輝きは誰がためのものか
輝きは誰がためのものか
蠍の宮は、一言で言うなら砂漠であった。
庭には木々が少なく、代わりにサボテンや多肉植物が植えられて、それらは可憐な花を咲かせている。
朝七時三十分。スピカはスコーピウスに連れられて、蠍の宮、その客室へとやって来ていた。朝食として、ホットケーキとミルクを出されたが、昨日からのストレスもあり、一口も喉を通らないでいた。
部屋にいくつか飾られた多肉植物に、スピカは近寄る。多肉植物の花など見たことがなかったスピカは、興味津々で見とれている。
「スピカさんは、花が好きかい?」
「はい、好きです」
人並みには花に興味があるため、スコーピウスの問いに頷いた。
スコーピウスが育てている花なのだろう。彼は満足気に頷いている。
「なら君にも一つあげよう。後で乙女の宮へと送らせておくよ。そうだね、モニラリアなんてどうかな」
小さな鉢に植えられた緑の葉は、まるで兎のような形をしている。あまりに愛らしい姿の植物に、スピカの頬は綻んだ。
このような話をしたのは、スピカを元気づけるためであったようだ。先日のアルデバランの対応を良く思わなかったからだろう。
「アルデバランは、もう少し子供への対応を改めて欲しいものだ」
スコーピウスはため息をつく。
「アヴィオール君への態度も、褒められたものではない。娘の彼氏だからとはいえ、子供相手に嫉妬するのは如何なものか」
スピカは途端に顔を赤らめる。
「あ、いや……アヴィとは友達で……」
「照れ隠しかい?」
スピカは首を振る。しかし、友達とも言い切りにくい関係性だ。他人に指摘されれば、どうしても意識してしまう。
それと同じくらい、アルデバランの態度というものも気になる。
「あの……えっと、父は、アヴィに対して冷たいんですか?」
「アヴィオール君をどうやら邪険にしているようでね。

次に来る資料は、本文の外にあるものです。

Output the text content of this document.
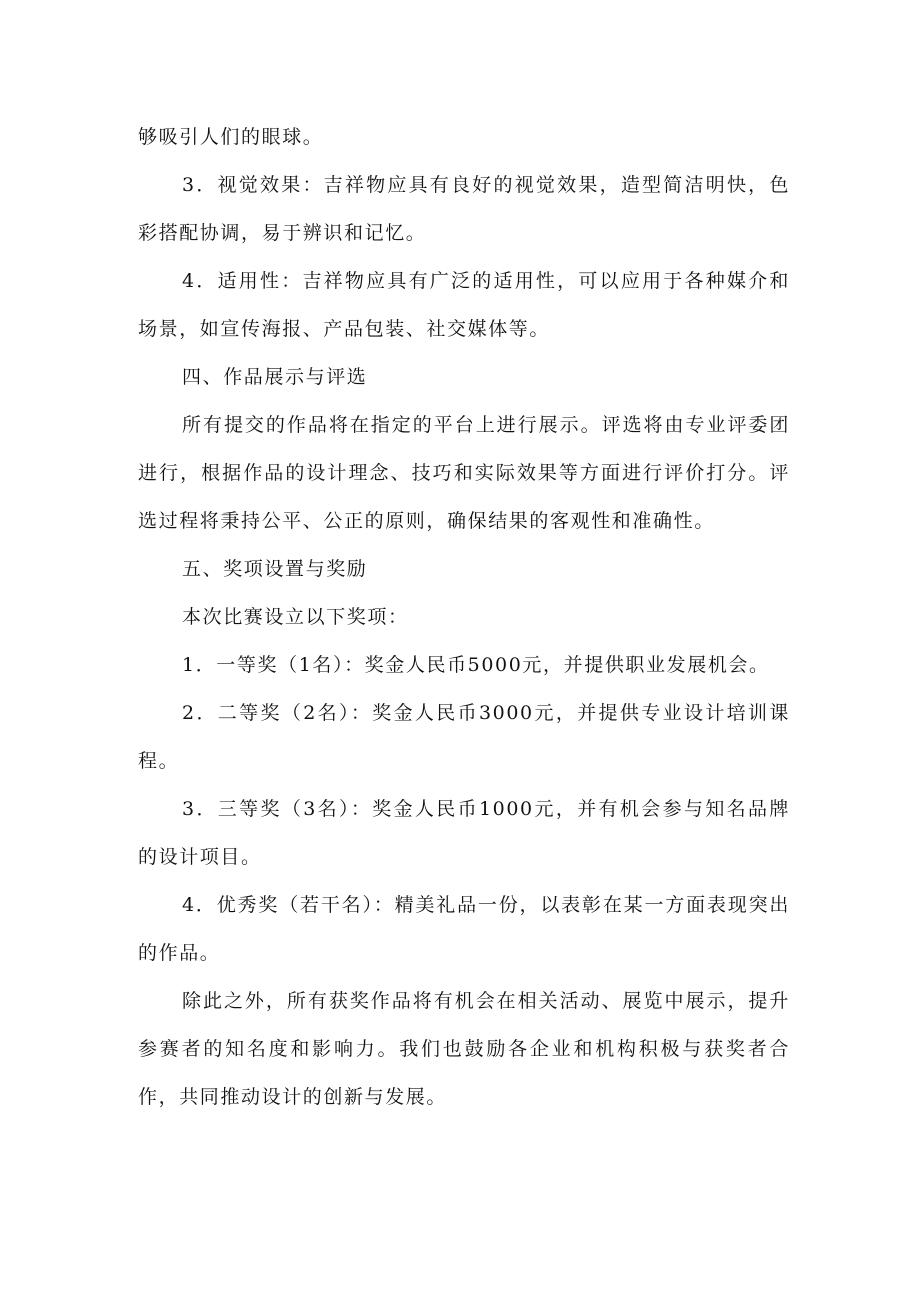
够吸引人们的眼球。

3．视觉效果：吉祥物应具有良好的视觉效果，造型简洁明快，色彩搭配协调，易于辨识和记忆。

4．适用性：吉祥物应具有广泛的适用性，可以应用于各种媒介和场景，如宣传海报、产品包装、社交媒体等。

四、作品展示与评选

所有提交的作品将在指定的平台上进行展示。评选将由专业评委团进行，根据作品的设计理念、技巧和实际效果等方面进行评价打分。评选过程将秉持公平、公正的原则，确保结果的客观性和准确性。

五、奖项设置与奖励

本次比赛设立以下奖项：

1．一等奖（1名）：奖金人民币5000元，并提供职业发展机会。

2．二等奖（2名）：奖金人民币3000元，并提供专业设计培训课程。

3．三等奖（3名）：奖金人民币1000元，并有机会参与知名品牌的设计项目。

4．优秀奖（若干名）：精美礼品一份，以表彰在某一方面表现突出的作品。

除此之外，所有获奖作品将有机会在相关活动、展览中展示，提升参赛者的知名度和影响力。我们也鼓励各企业和机构积极与获奖者合作，共同推动设计的创新与发展。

嘆かわしい。同じ大賢人として、本当に恥ずかしいよ」
スコーピウスは、スピカに答えながらベルを鳴らし、使用人を呼ぶ。ややあって執事が部屋にやって来る。出掛ける時間だ。
「さあ、行こうか」
「よろしくお願いします」
スピカは深々と頭を下げる。
執事が部屋の扉を開ける。スコーピウスが部屋を出ると、スピカもそれに続いた。
蠍の宮を出ると、そこには馬車が停められていた。スコーピウスに促され、スピカは馬鹿に乗り込む。
車内はやや広く、既に二人の男性が腰掛けていた。スピカは顔を上げてそれに気付き、体が強ばった。
「すみません、挨拶もせず……」
「いえ、お構いなく」
スピカは椅子に腰掛け奥にズレる。スコーピウスも馬車に乗り込むと、スピカの隣に腰掛けた。
「彼らは蠍専属の近衛兵でね。私の警備役だよ」
スピカは納得した。つまり、スコーピウスを守る盾である。
「君の帰りにも一人付き添わせよう。アンナがいるとはいえ、女性二人だけでは心配だ」
スピカは眉を寄せる。
「カルキノスさんは、苦手です……」
「しかし、大賢人で、ある程度護身ができる女性は彼女だけだから。すまないが堪えてくれ」
暫くすると二頭の馬がいななき、馬車が動き始めた。蠍の宮から離れ、暫く遊歩道を進む。本日は快晴。日光が木の葉を透過し、心地よく降り注いでいる。
何処へ行くのか聞いていなかったことを思い出し、スピカはスコーピウスを見上げ尋ねる。
「今日はどちらへ行かれるのですか?」
スコーピウスは答える。
「アルニヤトの採掘場へ。以前から厄介な問題が起きていてね。ただ、どうすることもできないから、定期的に見に行っているんだ」
アルニヤトと言えば、星屑の結晶の採掘地である。遥か昔から、上質な結晶が取れると評判だ。掘っても掘っても結晶が湧き出てくるため、建国から現代まで利用されているという、国内有数の町であった。
「少し遠いですね」
「片道二時間かな。視察は一時間くらいだから、帰ったら丁度昼時だ」
「えっと、採掘場は危険なんですか?」
「大丈夫。落石とかいった危険はないよ」
スピカは採掘場の問題とやらを考える。採掘できる星屑の結晶が減りつつあることは、学校で教えられているし、帰還の祈祷でも聞いていた。それに関する問題だろうか。
やがて跳ね橋に到着する。跳ね橋は既に下ろされており、開かれた門の向こう側が見えていた。馬車は街中へと駆けていく。